Awh…the month of May when spring gradually blooms into summer and finally some good news to report. Some economists apparently predict home prices to rise 6% this year and we can expect to see rapid price growth once the outbreak passes, several recent forecasts have predicted, even amid massive job losses. Despite a steep drop in sales this year, the average home price in Canada will be 6.1% higher at the end of this year than it was a year earlier, TD Bank said in a forecast issued this week.
Given that incomes are unlikely to rise much during this crisis, affordability will deteriorate when you look at house prices. Sales may be falling, but the supply of homes on the market is falling with them which means the market balance isn’t shifting much. The country won’t see a sudden rush of people who need to sell their homes quickly, thanks to the banks’ new mortgage deferral programs.
And what about the millions of Canadians who have lost work in this crisis? Won’t this affect house prices? Economists think that won’t have as much impact on the housing market as one would think, because, they say the jobs lost in this crisis have disproportionately affected people in service industries ― think customer service reps and Starbucks baristas ― and these people overwhelmingly tend to rent.

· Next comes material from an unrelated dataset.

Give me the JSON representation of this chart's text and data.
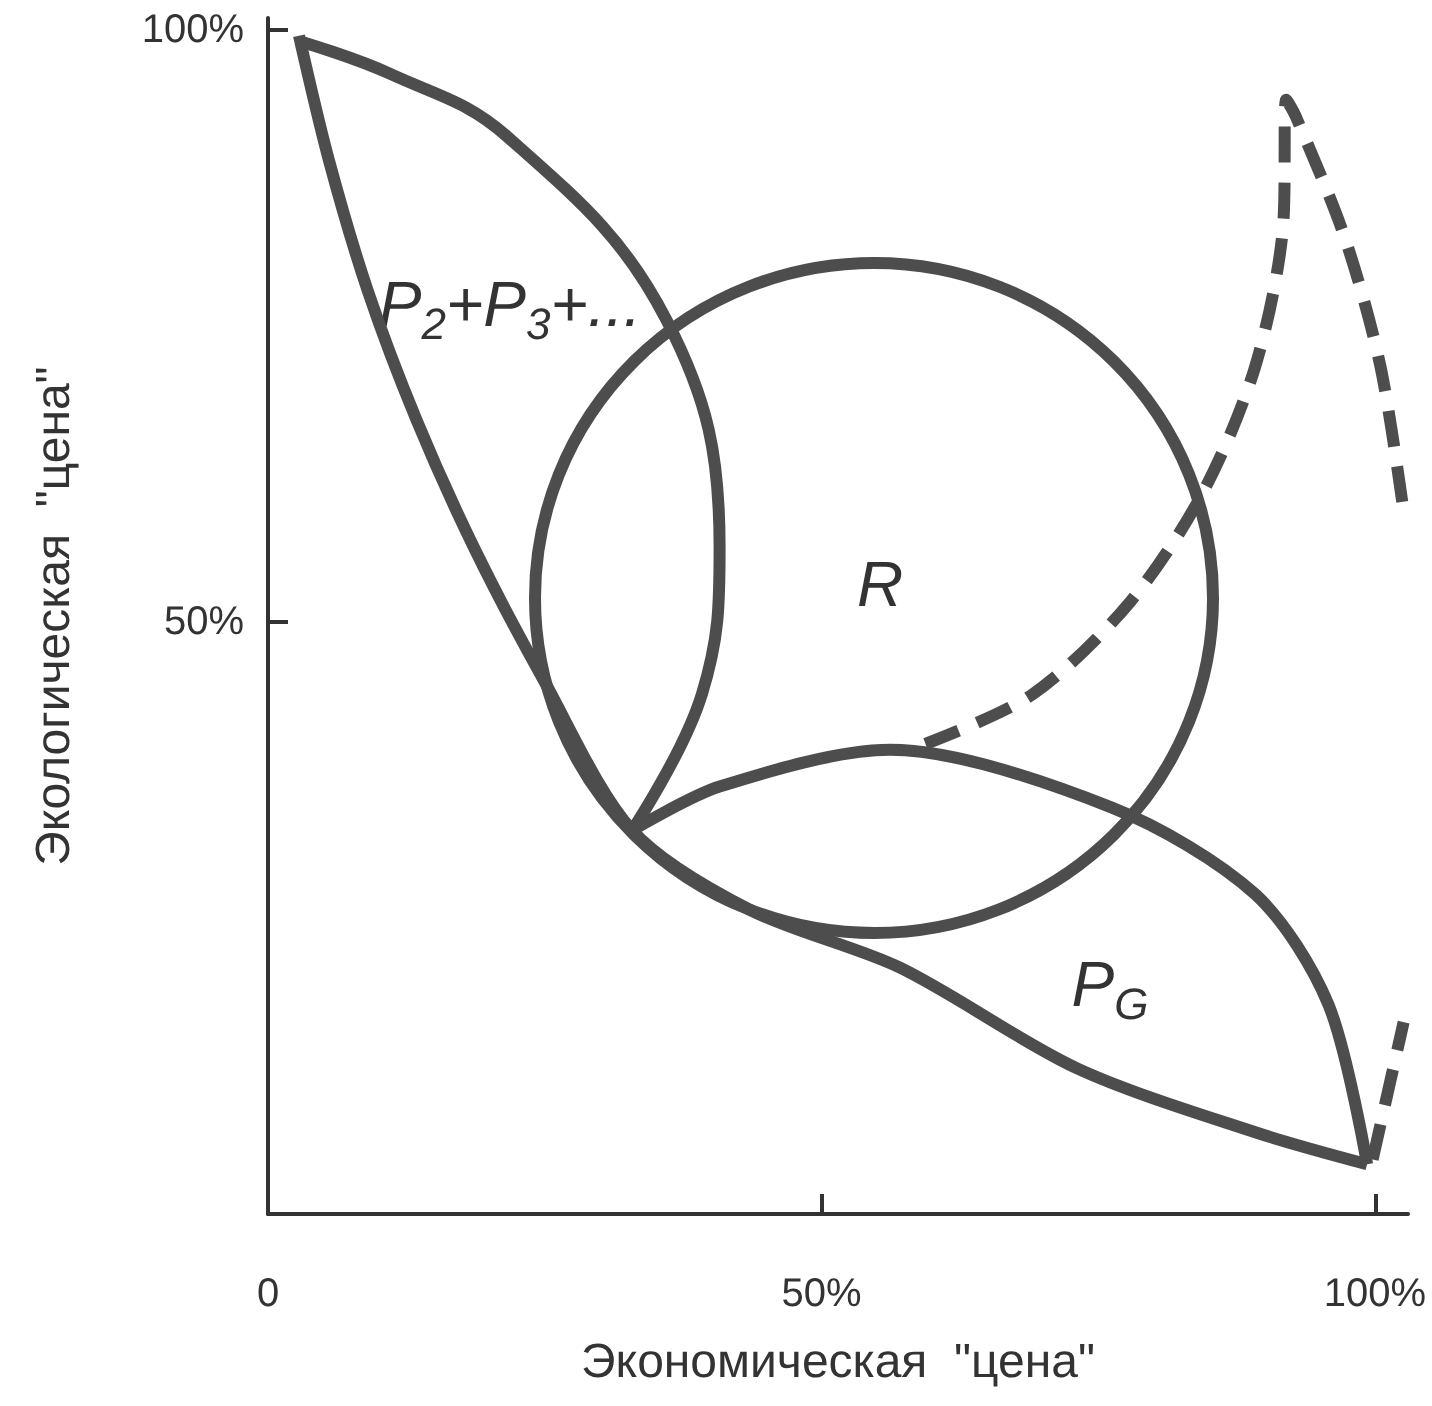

TD’s forecast sees Toronto house prices rising 7.8% this year, compared to last year, while Vancouver will see 4.7% growth. Things will look worse out west, TD predicted, where the oil slump will lead to a 4.7% price decline in Alberta. Sales are poised to plunge at a historic pace in April, while gradually recovering in subsequent months as buyers remain cautious, the report states. “We think this recession is going to be deep but quick, and the economy will recover quite quickly as soon as we substantially get through the health crisis”, said chief economist Peter Norman for The Altus Group.